Il mio auspicio è che adesso queste istantanee vengano gelosamente custodite da ognuno di noi, senza rischiare di sbiadirne i colori con eccesso di mediaticità. La figura della piccola Sveva non può svanire, semmai può essere più luminosa nelle gesta dei protagonisti sul parquet, nelle emozioni della famiglia allargata sugli spalti, in quella palla che finisce nel canestro.

L’uomo in silenzio è più bello da ascoltare…

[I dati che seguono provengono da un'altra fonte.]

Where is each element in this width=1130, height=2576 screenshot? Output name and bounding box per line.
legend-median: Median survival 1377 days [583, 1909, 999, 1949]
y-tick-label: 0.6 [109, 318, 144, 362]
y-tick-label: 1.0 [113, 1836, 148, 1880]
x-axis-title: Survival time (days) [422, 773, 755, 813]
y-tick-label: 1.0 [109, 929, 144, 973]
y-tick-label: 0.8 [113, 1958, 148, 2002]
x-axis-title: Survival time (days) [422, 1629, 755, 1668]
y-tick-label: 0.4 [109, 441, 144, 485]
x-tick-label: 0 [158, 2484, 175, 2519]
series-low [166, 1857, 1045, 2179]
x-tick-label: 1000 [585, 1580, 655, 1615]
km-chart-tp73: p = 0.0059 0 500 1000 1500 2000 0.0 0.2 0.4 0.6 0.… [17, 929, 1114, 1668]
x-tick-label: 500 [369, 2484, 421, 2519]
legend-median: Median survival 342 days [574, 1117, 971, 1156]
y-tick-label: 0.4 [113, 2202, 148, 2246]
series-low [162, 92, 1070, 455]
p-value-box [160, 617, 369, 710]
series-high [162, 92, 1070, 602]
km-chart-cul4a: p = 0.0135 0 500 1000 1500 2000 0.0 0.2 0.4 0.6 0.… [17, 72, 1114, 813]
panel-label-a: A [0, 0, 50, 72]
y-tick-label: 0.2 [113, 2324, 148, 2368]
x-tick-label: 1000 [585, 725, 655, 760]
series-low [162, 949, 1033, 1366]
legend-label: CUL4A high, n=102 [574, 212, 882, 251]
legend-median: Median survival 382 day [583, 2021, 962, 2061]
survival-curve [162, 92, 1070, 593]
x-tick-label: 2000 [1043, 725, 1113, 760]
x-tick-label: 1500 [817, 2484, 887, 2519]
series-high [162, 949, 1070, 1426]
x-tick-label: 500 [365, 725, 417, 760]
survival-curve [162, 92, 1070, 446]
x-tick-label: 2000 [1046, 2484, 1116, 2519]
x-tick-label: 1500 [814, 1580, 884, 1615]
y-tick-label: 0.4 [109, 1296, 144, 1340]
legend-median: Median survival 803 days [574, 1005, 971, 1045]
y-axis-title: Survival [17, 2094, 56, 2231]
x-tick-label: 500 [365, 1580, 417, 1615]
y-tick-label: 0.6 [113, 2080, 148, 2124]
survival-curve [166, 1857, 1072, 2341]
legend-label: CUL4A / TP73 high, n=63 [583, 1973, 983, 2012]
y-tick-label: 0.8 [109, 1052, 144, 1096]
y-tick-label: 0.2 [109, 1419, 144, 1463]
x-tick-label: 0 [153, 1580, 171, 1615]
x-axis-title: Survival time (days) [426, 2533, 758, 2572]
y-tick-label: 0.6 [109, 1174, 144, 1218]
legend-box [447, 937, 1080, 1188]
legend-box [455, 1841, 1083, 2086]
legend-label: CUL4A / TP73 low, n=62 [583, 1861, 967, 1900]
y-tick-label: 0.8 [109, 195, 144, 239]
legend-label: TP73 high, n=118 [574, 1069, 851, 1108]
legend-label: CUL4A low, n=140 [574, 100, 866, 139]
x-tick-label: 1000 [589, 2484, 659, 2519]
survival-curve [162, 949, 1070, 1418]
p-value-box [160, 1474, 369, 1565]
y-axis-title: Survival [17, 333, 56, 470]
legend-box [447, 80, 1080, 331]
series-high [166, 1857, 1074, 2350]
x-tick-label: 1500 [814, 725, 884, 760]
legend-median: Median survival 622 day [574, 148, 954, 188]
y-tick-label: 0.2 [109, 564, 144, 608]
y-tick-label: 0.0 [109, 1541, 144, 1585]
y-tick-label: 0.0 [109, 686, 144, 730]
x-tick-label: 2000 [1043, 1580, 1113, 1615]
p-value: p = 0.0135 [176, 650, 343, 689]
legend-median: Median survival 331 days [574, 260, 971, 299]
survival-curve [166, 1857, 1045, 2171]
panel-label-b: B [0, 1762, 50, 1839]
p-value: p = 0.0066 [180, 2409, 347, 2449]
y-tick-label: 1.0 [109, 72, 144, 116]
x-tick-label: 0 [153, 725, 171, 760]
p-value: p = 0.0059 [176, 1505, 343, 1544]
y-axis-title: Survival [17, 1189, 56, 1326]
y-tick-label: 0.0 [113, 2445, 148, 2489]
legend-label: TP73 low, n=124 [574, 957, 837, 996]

Pubblicato il ottobre 21, 2019, in BASKET NAZIONALE E INTERNAZ., BASKET TRIESTINO, HighFive, News con tag , , . Aggiungi il permalink ai segnalibri. 3 commenti.

  1. Buongiorno Raffaele.
    Il proverbio giapponese che ha messo quasi in “firma” del contenuto, racchiude lo stesso, e mi piace pensare che da lì lei è partito. Lo ha declinato, per usare un termine a lei caro, e sviluppato, aperto come un bambino fa, o vorrebbe fare con un qualsiasi giocattolo o, più avanti col tempo con una radio.
    Mi ripeto, una volta di più, e scrivo di quanto alcuni suoi articoli sono, a parer mio, piccole storie dell’anima condivise con gli altri.
    Scrivo questo non perchè dovuto, non per un complimento, e non per una mia compulsiva esigenza di commentare sui – sedicenti – “social”. Non amo commentare. Non amo partecipare a disquisizioni che non siano viso a viso, magari davanti ad un caffè o un buon bicchiere.
    Amo il silenzio dell’ Homo sapiens.
    Ma non quello dettato dall’indifferenza. Quel silenzio da lei ben descritto in questo suo articolo. Quel silenzio figlio della Rivoluzione Cognitiva, che ci ha portato dal Neanderthal al Sapiens. Quella Rivoluzione che ci fa creare finzioni, gli accademici in parrucca le chiamerebbero Realtà immaginata o Costrutti sociali, che non sono bugie. Sono un processo che fa sì che migliaia di estranei cooperino e agiscano in direzione di obiettivi comuni.
    Sono fuggito da Trieste, molte volte, e altrettante son tornato per tornare a fuggire.
    Perchè il triestino è inquieto, forse chiuso nel suo mondo ma capace di aprirsi e inglobare in un attimo tutte le differenze.
    La “finzione” ( non bugia) del fatto capitato alla piccola Sveva è un segnale in più di quanto, credendo in uno scopo comune, anche un luogo a volte di scontro come un palasport, può renderci umani fra noi ma anche al di là del colore del tifo che viene contenuto.
    Un filo di tristezza mi assale se penso che siano fatti tragici come questi a farci agire così. E per questo ho un filo di speranza che quello che mi assale come sensazione di sacrificio, quello di Sveva, possa diventare un monito: cercare di essere come siamo stati in questi giorni senza il bisogno di una spinta tragica. Questo mi dà il suo articolo.
    Lo giuro, non ho mai scritto tanto, non intendevo farlo nemmeno ora ma è stato un argine che è collassato e ha riversato un fiume di emozioni e pensieri.
    Dicevo che non scrivo per dirle “bravo”.
    Infatti, il suo articolo è stato il grammo in più che ha fatto spostare il baricentro e crollare quell’argine. Mi rendo conto altresì che potrebbe sembrare autoreferenziale il tutto, da parte mia.
    Ma è solo un desiderio improvviso di condividere quello che lei ha tirato fuori da me in poche righe.
    Quindi non le dico “bravo” ma la ringrazio e le auguro di continuare ad esprimersi più e più volte nella stessa maniera.
    In un mondo di articolisti alla deriva è un porto sicuro.
    Buona giornata.
    Andrea.

    post scriptum
    non è necessario che lo pubblichi come commento, faccia come sente lei. Se lo ritiene utile, pertinente vista anche la lunghezza contro ogni logica moderna di scrittura sul web.
    Non cambia nulla per me nei suoi confronti.